I’ve never had that many friends, so when a gorgeous, slinky, full-lipped Goth girl named Raven sat across from me in study hall, I was in shock. She surely hadn’t meant to sit at my table. Nobody ever sat at my table.
But there she was, actually making eye contact. She even spoke. “Hi. You’re the mayor’s kid, right? Rich kid like you, I bet you’ve got your own wheels.”
My heart almost stopped. I could hardly breathe. “Oh, sure!” I wheezed out the lie. “Lots of wheels.” Yeah, Dad was rich—but me? My allowance was beyond pathetic.
She nodded. “Cool. You afraid of vampires?”
“Uhh...what?”
“Vampires? The undead? Do they frighten you?”
I’d never really thought about it before. So I mulled over it for about fifteen seconds and finally said, “Nope. Guess not.”
“Good,” she said, licking her lips. “So you’d be cool with driving me and my friends out in the desert to find the vampire’s cave tomorrow night?”
The thought of being in the dark with Raven was too tempting to pass up, even though the possibility of finding the cave of a mythological being out of literature and cheesy horror movies was beyond ridiculous.
“Yeah, I’m down with that,” I said, trying to sound like some rap star with his name shaved into his hair, but only sounding like a nerdy fat white kid.
So that’s how I ended up being the designated driver for the doom-and-gloom gang. Let me introduce the rest of that downbeat motley crew.
They all were dressed as though they’d been invited to Bela Lugosi’s funeral.
First there was Raven, who looked like a cross between sexy low-budget horror-movie hostess Elvira and Britney Spears—except with real breasts. I never got to feel them, but hey, fake boobs cost big bucks, and Raven wasn’t exactly swimming in cash.
Next there was her best friend and rumored lover, Lady Katrina, who could never have passed through an airport metal detector without setting off the alarm.

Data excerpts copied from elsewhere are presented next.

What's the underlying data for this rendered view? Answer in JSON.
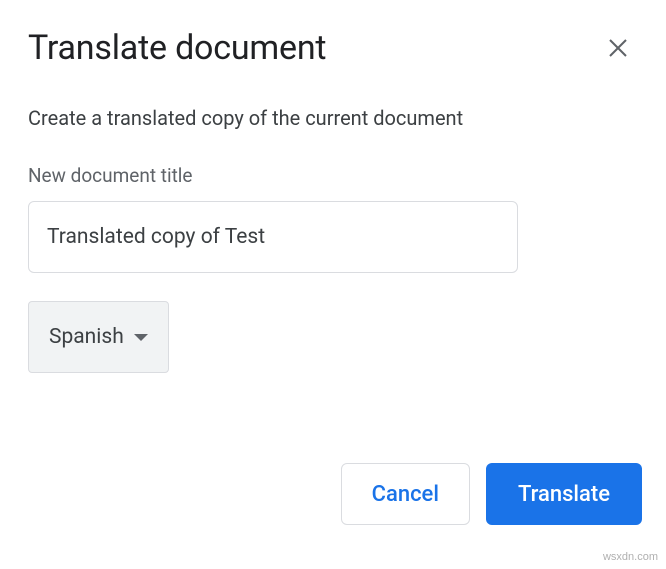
{
  "dialog": {
    "title": "Translate document",
    "description": "Create a translated copy of the current document",
    "title_field": {
      "label": "New document title",
      "value": "Translated copy of Test"
    },
    "language": {
      "selected": "Spanish"
    },
    "buttons": {
      "cancel": "Cancel",
      "translate": "Translate"
    }
  },
  "watermark": "wsxdn.com"
}
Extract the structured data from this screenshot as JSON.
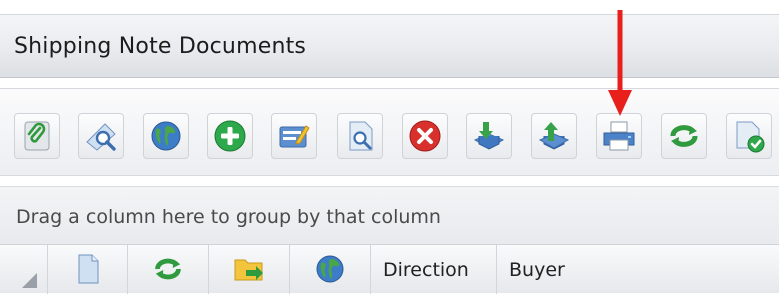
{
  "window": {
    "title": "Shipping Note Documents"
  },
  "toolbar": {
    "buttons": [
      {
        "name": "attach-icon"
      },
      {
        "name": "preview-icon"
      },
      {
        "name": "globe-icon"
      },
      {
        "name": "add-icon"
      },
      {
        "name": "edit-icon"
      },
      {
        "name": "search-document-icon"
      },
      {
        "name": "delete-icon"
      },
      {
        "name": "import-icon"
      },
      {
        "name": "export-icon"
      },
      {
        "name": "print-icon"
      },
      {
        "name": "refresh-icon"
      },
      {
        "name": "document-approve-icon"
      }
    ],
    "highlight_color": "#e8201c"
  },
  "grid": {
    "group_panel_text": "Drag a column here to group by that column",
    "columns": {
      "direction": "Direction",
      "buyer": "Buyer"
    },
    "column_icons": [
      "document-icon",
      "refresh-icon",
      "folder-icon",
      "globe-icon"
    ]
  }
}
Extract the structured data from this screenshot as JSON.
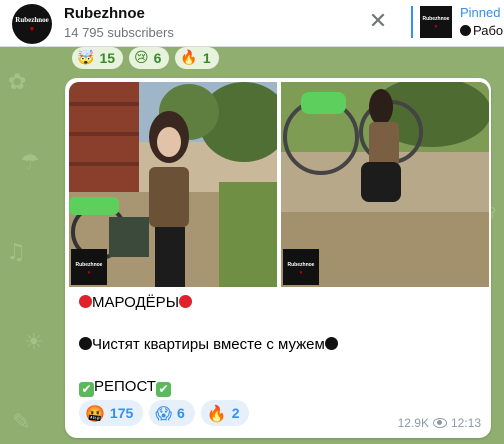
{
  "header": {
    "channel_title": "Rubezhnoe",
    "subscribers": "14 795 subscribers",
    "avatar_text": "Rubezhnoe",
    "close_icon": "close-icon"
  },
  "pinned": {
    "label": "Pinned",
    "text": "Рабо",
    "thumb_text": "Rubezhnoe"
  },
  "prev_reactions": [
    {
      "emoji": "🤯",
      "count": "15"
    },
    {
      "emoji": "😢",
      "count": "6"
    },
    {
      "emoji": "🔥",
      "count": "1"
    }
  ],
  "message": {
    "photo_watermark": "Rubezhnoe",
    "line1": "МАРОДЁРЫ",
    "line2": "Чистят квартиры вместе с мужем",
    "line3": "РЕПОСТ",
    "reactions": [
      {
        "emoji": "🤬",
        "count": "175"
      },
      {
        "emoji": "😱",
        "count": "6"
      },
      {
        "emoji": "🔥",
        "count": "2"
      }
    ],
    "views": "12.9K",
    "time": "12:13"
  },
  "colors": {
    "accent": "#3390ec",
    "wallpaper": "#8fae6f",
    "reaction_bg": "#e5f0fb",
    "red_circle": "#e0202a",
    "check_green": "#5cb85c"
  }
}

She had dozens of piercings—in her ears, nose, tongue, belly button and God-only-knows where else.
Then there was Rooster, a big beefy guy with a mohawk, and Shakes, a nerdy-looking chain-smoking girl with stringy red hair who had muscle spasms if she didn’t take her meds. Next in this lineup of the social elite was Bones, a short, lanky guy with a goatee and Buddy-Holly-style glasses who had his nose buried in some Poppy Z. Brite paperback for most of the trip.
Raven said she’d figured out that Dracula’s cave was in our neck of the woods—or rather, desert—after seeing some old drive-in movie from the seventies on cable at three a.m. That tipped me off that perhaps Raven wasn’t the brightest bulb in the marquee, but hey, I wasn’t about to inform her of her grand ignorance. Stupid people don’t want to hear that they’re stupid, just like fat boys like me aren’t crazy about being told that their underpants could be used as a boat cover.
Anyway. The film she mentioned was some el cheapo Western horror pic—B-movie? Try Y or Z—about some cowboy, Buffalo Bill or somebody like that, fighting to save a town from the evil Baron Draconi. Raven informed me that Baron Draconi had been played by horror great Belphagor LeMorte. This may just be my suspicious imagination working overtime, but I’m guessing he was some lame-ass Bela Lugosi wannabe.
Raven said she had a few paperbacks about old movies at her place, and she’d read that the screenwriter, Leon Prentiss, had stumbled across an actual vampire cave in the desert when he and some buds had gone camping—outside of our town—back in the ’60s. So he’d used the cave as the basis for the movie.
So for two fucking hours, I drove around in the desert, looking for a vampire cave and listening to the Goth crew argue about it.
“I’m telling you,” Rooster said, “Baron Draconi was from Transylvania. He never lived in America.”
“But like other Europeans, he left the religious persecution of his own country to come to the land of the free,” Raven stated.
“But they fear crosses—and that’s religious,” Lady Katrina said.
“Yeah, like holy water!” Bones shouted.
“It sounds like a lot of bullshit if you ask me,” Rooster said. I wanted to say that nobody had asked him, but well, I just didn’t want to get involved. Frankly, I wanted to stop the van and tell them all to get the hell out, but I just didn’t have the guts. Plus, I was already really nervous because I’d borrowed the van without asking my folks. Dad was out of town on a business trip (with his secretary, no big surprise there), and Mom was out getting drunk with Lorenzo the gardener (no surprise there either), but still, I didn’t have any parental permission, and that had me a little freaked out. “Please don’t fight,” Shakes said in a creepy, trembling whine. “It’s giving me a sore stomach.”
But nobody listened to Shakes, and the argument went on and on. After a while I stopped paying attention—probably because I had the rearview mirror adjusted so I could look up Raven’s short black-leather skirt to see her panties. Or rather, where her panties would have been if she’d been wearing them.